Abstract: In this chapter, a so-called DCA method based on a DC (difference of convex functions) optimization approach for solving large-scale distance geometry problems is developed. Two main problems are considered: the exact and the general distance geometry problems. Different formulations of equivalent DC programs are introduced. Substantial subdifferential calculations permit to compute sequences of iterations in the DCA quite simply and allow exploiting sparsity in the large-scale setting. For improving the computational efficiency of the DCA schemes we investigate several techniques. A two-phase algorithm using shortest paths between all pairs of atoms to generate the complete dissimilarity matrix, a spanning trees procedure, and a smoothing technique are investigated in order to compute a good starting point (SP) for the DCAs.
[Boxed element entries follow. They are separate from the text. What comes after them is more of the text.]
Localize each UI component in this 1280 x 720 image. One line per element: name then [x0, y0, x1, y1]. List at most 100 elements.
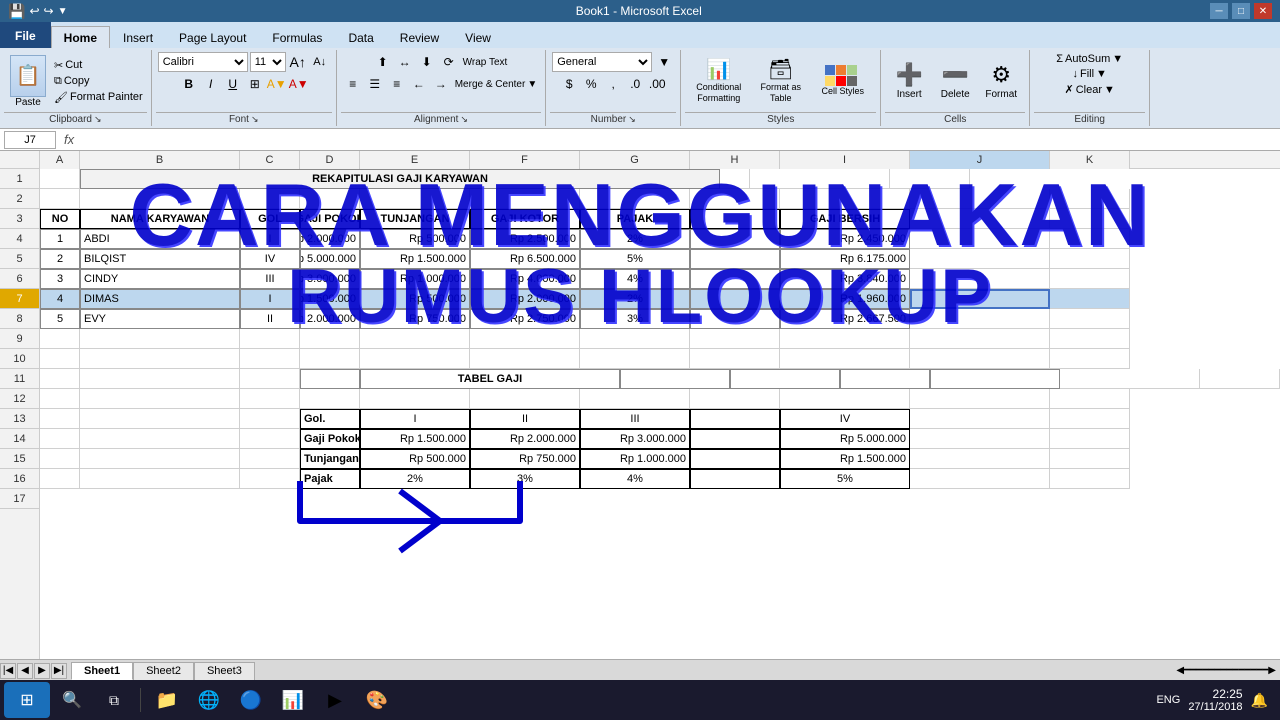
sheet-first-button[interactable]: |◀ [0, 663, 16, 679]
cell-i11[interactable] [930, 369, 1060, 389]
cell-h10[interactable] [690, 349, 780, 369]
cell-g10[interactable] [580, 349, 690, 369]
font-expand-icon[interactable]: ↘ [251, 114, 259, 125]
cell-e4[interactable]: Rp 500.000 [360, 229, 470, 249]
cell-a4[interactable]: 1 [40, 229, 80, 249]
cell-k5[interactable] [1050, 249, 1130, 269]
cell-i7[interactable]: Rp 1.960.000 [780, 289, 910, 309]
cell-k4[interactable] [1050, 229, 1130, 249]
cell-k8[interactable] [1050, 309, 1130, 329]
cell-g6[interactable]: 4% [580, 269, 690, 289]
cell-b4[interactable]: ABDI [80, 229, 240, 249]
bold-button[interactable]: B [179, 74, 199, 94]
col-header-j[interactable]: J [910, 151, 1050, 169]
notification-button[interactable]: 🔔 [1251, 692, 1268, 709]
cell-g13[interactable]: III [580, 409, 690, 429]
align-center-button[interactable]: ☰ [365, 74, 385, 94]
row-header-15[interactable]: 15 [0, 449, 39, 469]
row-header-2[interactable]: 2 [0, 189, 39, 209]
cell-d3[interactable]: GAJI POKOK [300, 209, 360, 229]
cell-c10[interactable] [240, 349, 300, 369]
clear-button[interactable]: ✗ Clear▼ [1063, 82, 1117, 97]
cell-e14[interactable]: Rp 1.500.000 [360, 429, 470, 449]
task-view-button[interactable]: ⧉ [94, 682, 134, 718]
cell-d12[interactable] [300, 389, 360, 409]
row-header-5[interactable]: 5 [0, 249, 39, 269]
sheet-tab-1[interactable]: Sheet1 [71, 662, 133, 680]
name-box[interactable] [4, 131, 56, 149]
increase-font-button[interactable]: A↑ [288, 52, 308, 72]
formula-input[interactable] [82, 131, 1276, 149]
cell-c14[interactable] [240, 429, 300, 449]
cell-j2[interactable] [910, 189, 1050, 209]
cell-d5[interactable]: Rp 5.000.000 [300, 249, 360, 269]
tab-insert[interactable]: Insert [110, 26, 166, 48]
cell-d8[interactable]: Rp 2.000.000 [300, 309, 360, 329]
cell-g11[interactable] [730, 369, 840, 389]
cell-i16[interactable]: 5% [780, 469, 910, 489]
cell-c12[interactable] [240, 389, 300, 409]
cell-d9[interactable] [300, 329, 360, 349]
cell-a9[interactable] [40, 329, 80, 349]
tab-file[interactable]: File [0, 22, 51, 48]
insert-button[interactable]: ➕ Insert [887, 53, 931, 109]
cell-e8[interactable]: Rp 750.000 [360, 309, 470, 329]
cell-b16[interactable] [80, 469, 240, 489]
cell-h14[interactable] [690, 429, 780, 449]
cell-k2[interactable] [1050, 189, 1130, 209]
cell-e2[interactable] [360, 189, 470, 209]
cell-g7[interactable]: 2% [580, 289, 690, 309]
cell-k7[interactable] [1050, 289, 1130, 309]
sheet-tab-3[interactable]: Sheet3 [194, 662, 255, 680]
chrome-button[interactable]: 🔵 [231, 682, 271, 718]
cell-c6[interactable]: III [240, 269, 300, 289]
fill-color-button[interactable]: A▼ [267, 74, 287, 94]
cell-i14[interactable]: Rp 5.000.000 [780, 429, 910, 449]
cell-a11[interactable] [40, 369, 80, 389]
cut-button[interactable]: ✂ Cut [52, 58, 145, 73]
cell-i9[interactable] [780, 329, 910, 349]
cell-b1[interactable]: REKAPITULASI GAJI KARYAWAN [80, 169, 720, 189]
cell-a12[interactable] [40, 389, 80, 409]
orientation-button[interactable]: ⟳ [439, 52, 459, 72]
row-header-10[interactable]: 10 [0, 349, 39, 369]
cell-e5[interactable]: Rp 1.500.000 [360, 249, 470, 269]
cell-k14[interactable] [1050, 429, 1130, 449]
cell-e7[interactable]: Rp 500.000 [360, 289, 470, 309]
cell-a1[interactable] [40, 169, 80, 189]
number-format-select[interactable]: General [552, 52, 652, 72]
cell-g4[interactable]: 2% [580, 229, 690, 249]
cell-e9[interactable] [360, 329, 470, 349]
cell-k3[interactable] [1050, 209, 1130, 229]
cell-c3[interactable]: GOL [240, 209, 300, 229]
col-header-d[interactable]: D [300, 151, 360, 169]
cell-d7[interactable]: Rp 1.500.000 [300, 289, 360, 309]
cell-c7[interactable]: I [240, 289, 300, 309]
cell-k10[interactable] [1050, 349, 1130, 369]
cell-k16[interactable] [1050, 469, 1130, 489]
col-header-e[interactable]: E [360, 151, 470, 169]
cell-i4[interactable]: Rp 2.450.000 [780, 229, 910, 249]
decrease-indent-button[interactable]: ← [409, 74, 429, 94]
cell-b6[interactable]: CINDY [80, 269, 240, 289]
cell-e12[interactable] [360, 389, 470, 409]
cell-f4[interactable]: Rp 2.500.000 [470, 229, 580, 249]
tab-review[interactable]: Review [387, 26, 452, 48]
row-header-6[interactable]: 6 [0, 269, 39, 289]
cell-j14[interactable] [910, 429, 1050, 449]
cell-c15[interactable] [240, 449, 300, 469]
excel-button[interactable]: 📊 [273, 682, 313, 718]
cell-h16[interactable] [690, 469, 780, 489]
row-header-9[interactable]: 9 [0, 329, 39, 349]
maximize-button[interactable]: □ [1232, 3, 1250, 19]
cell-b9[interactable] [80, 329, 240, 349]
cell-i10[interactable] [780, 349, 910, 369]
font-size-select[interactable]: 11 [250, 52, 286, 72]
cell-k1[interactable] [890, 169, 970, 189]
cell-a13[interactable] [40, 409, 80, 429]
row-header-8[interactable]: 8 [0, 309, 39, 329]
paste-button[interactable]: 📋 Paste [6, 52, 50, 110]
cell-a3[interactable]: NO [40, 209, 80, 229]
tab-home[interactable]: Home [51, 26, 110, 48]
row-header-13[interactable]: 13 [0, 409, 39, 429]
An important issue in the DC optimization approach is well exploited, say the nice effect of DC decompositions of the objective functions. For this purpose we propose several equivalent DC formulations based on the stability of Lagrangian duality and the regularization techniques. Finally, many numerical simulations of the molecular optimization problems with up to 12,567 variables are reported which prove the practical usefulness of the nonstandard nonsmooth reformulations, the globality of found solutions, the robustness, and the efficiency of our algorithms.

 

Citation: Le Thi Hoai An, Pham Dinh Tao, DC programming approaches for Distance Geometry problems, in “Distance Geometry: Theory, Methods and Applications”, Mucherino, A; Lavor, C; Liberti, L.; Maculan, N. (Eds), pp 225-290, Springer 2013.